Ursprüngliche Herkunft von Findlingen
Findlinge oder wie der Geologe auch sagt „erratische Blöcke“, bezeichnet man als Gesteine, die atypisch für die Gesteine sind, in deren Umfeld diese Blöcke liegen. Sie passen da einfach nicht hin. Lange Zeit glaubte man daran, der Teufel hätte sie dorthin gebracht, weil er sie gegen die Kirchen schleudern wollte oder sie seien vom Himmel gefallen und die Sintflut hätte sie herbei gespült. Goethe glaubte, es wären Überreste riesiger Felsmassen…
Erst im Jahr 1875 entdeckte der schwedische Geologe Torell Gletscherschrammen bei Berlin und es formte sich die Theorie der Transport dieser Steine durch das Eis der letzten Kaltzeit.
Sie kommen sowohl in der norddeutschen Bucht, aber auch im Alpenvorland vor.
Das Eis der Saalekaltzeit war immerhin ca. 300 m mächtig und in dem Eis und aber vor allem am Boden der Gletscher transportierte das wandernde Eis die Gesteinsbrocken in Fließrichtung des Gletschers weiter. Dabei schrammten diese Brocken hobelnd auf dem Untergrund und ihre Ecken wurden abgerundet, wie auch bei den Steinen in Billerbeck zu sehen. Gesteine wurden auch aus dem Untergrund raus gebrochen und das Eis ging mit ihnen auf die Reise.

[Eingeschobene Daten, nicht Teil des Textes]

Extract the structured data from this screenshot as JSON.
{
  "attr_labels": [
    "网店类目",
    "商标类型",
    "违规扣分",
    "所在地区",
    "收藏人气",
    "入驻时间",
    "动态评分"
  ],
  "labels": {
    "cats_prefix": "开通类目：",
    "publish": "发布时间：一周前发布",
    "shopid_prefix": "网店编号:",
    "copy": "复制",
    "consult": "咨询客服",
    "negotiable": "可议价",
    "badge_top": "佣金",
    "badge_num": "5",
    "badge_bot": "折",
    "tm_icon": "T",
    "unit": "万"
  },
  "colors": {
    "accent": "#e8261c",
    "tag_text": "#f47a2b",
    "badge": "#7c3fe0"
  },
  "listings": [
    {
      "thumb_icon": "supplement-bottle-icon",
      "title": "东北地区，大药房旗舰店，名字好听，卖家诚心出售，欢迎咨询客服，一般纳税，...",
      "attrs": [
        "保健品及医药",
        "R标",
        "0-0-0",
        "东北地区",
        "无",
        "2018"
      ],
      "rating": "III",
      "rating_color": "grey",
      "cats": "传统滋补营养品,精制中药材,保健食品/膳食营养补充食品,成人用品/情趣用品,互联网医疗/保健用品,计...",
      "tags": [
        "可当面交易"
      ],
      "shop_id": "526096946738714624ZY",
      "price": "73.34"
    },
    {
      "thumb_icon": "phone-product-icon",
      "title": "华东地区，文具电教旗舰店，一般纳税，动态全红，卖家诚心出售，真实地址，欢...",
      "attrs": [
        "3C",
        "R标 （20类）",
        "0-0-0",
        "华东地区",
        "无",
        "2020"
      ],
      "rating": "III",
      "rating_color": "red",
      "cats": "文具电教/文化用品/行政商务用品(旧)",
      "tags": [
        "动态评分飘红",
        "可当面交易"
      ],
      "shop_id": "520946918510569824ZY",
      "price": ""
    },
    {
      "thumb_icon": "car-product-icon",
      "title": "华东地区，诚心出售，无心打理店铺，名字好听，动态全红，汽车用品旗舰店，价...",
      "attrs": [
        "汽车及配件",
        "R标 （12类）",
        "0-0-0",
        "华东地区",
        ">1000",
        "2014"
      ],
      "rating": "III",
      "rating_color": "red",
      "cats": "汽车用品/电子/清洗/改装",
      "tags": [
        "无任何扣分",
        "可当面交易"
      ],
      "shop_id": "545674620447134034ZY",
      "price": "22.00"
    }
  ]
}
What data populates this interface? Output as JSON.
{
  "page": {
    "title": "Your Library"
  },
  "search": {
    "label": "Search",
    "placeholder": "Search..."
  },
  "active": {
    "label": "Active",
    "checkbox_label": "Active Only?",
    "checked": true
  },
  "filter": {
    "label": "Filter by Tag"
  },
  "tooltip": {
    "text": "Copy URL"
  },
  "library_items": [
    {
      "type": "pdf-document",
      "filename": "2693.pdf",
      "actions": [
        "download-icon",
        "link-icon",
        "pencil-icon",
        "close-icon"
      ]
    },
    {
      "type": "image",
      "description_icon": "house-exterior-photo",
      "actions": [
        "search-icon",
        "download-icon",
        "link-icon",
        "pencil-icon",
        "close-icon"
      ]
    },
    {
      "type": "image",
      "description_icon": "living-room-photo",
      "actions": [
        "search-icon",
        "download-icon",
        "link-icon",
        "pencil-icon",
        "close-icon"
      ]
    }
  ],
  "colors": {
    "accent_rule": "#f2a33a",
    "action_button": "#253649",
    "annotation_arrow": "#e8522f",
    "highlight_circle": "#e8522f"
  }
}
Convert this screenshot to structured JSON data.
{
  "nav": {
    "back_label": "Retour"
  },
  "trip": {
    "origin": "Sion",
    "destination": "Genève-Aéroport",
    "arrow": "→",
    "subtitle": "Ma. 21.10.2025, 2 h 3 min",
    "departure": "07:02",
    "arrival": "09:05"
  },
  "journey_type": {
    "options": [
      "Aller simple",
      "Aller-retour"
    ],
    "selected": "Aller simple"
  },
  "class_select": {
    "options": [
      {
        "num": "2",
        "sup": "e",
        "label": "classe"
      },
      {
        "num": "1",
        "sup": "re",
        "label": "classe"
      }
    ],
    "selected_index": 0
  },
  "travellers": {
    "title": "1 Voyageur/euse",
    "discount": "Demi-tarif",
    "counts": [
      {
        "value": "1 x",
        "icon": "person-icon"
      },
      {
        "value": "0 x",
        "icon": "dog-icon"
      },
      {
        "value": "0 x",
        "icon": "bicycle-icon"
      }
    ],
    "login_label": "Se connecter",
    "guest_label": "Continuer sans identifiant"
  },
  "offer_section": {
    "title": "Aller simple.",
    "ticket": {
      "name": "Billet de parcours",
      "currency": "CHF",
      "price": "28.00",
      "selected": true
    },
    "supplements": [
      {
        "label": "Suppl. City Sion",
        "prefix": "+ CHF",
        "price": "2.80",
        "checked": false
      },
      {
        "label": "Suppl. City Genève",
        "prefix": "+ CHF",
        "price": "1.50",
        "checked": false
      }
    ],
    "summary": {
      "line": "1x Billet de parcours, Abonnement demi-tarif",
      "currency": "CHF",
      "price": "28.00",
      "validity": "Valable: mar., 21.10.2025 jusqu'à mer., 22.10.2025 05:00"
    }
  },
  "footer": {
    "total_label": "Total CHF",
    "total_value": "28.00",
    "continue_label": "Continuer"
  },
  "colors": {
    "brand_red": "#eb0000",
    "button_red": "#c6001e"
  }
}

Petrographisch sind es meist Granite und ähnliche sehr harte Gesteine, die diesem enormen Druck stand hielten. Die Gesteine, die aus Nordeuropa stammen, werden unterschieden und benannt nach ihren ursprünglichen Herkunfstorten wie z.B. Upsala-, Filipstad-, Växiö-Granit.
Es waren z.T. ziemlich große Brocken, die das Eis zu uns gebracht hat: 3-4000 m3 Volumen und bis zu 7900 t Gewicht.
In Westfalen schob sich das Eis etwa bis zu der Linie Düsseldorf – Dortmund – Paderborn vor, dann schmolz es und die Findlinge blieben liegen.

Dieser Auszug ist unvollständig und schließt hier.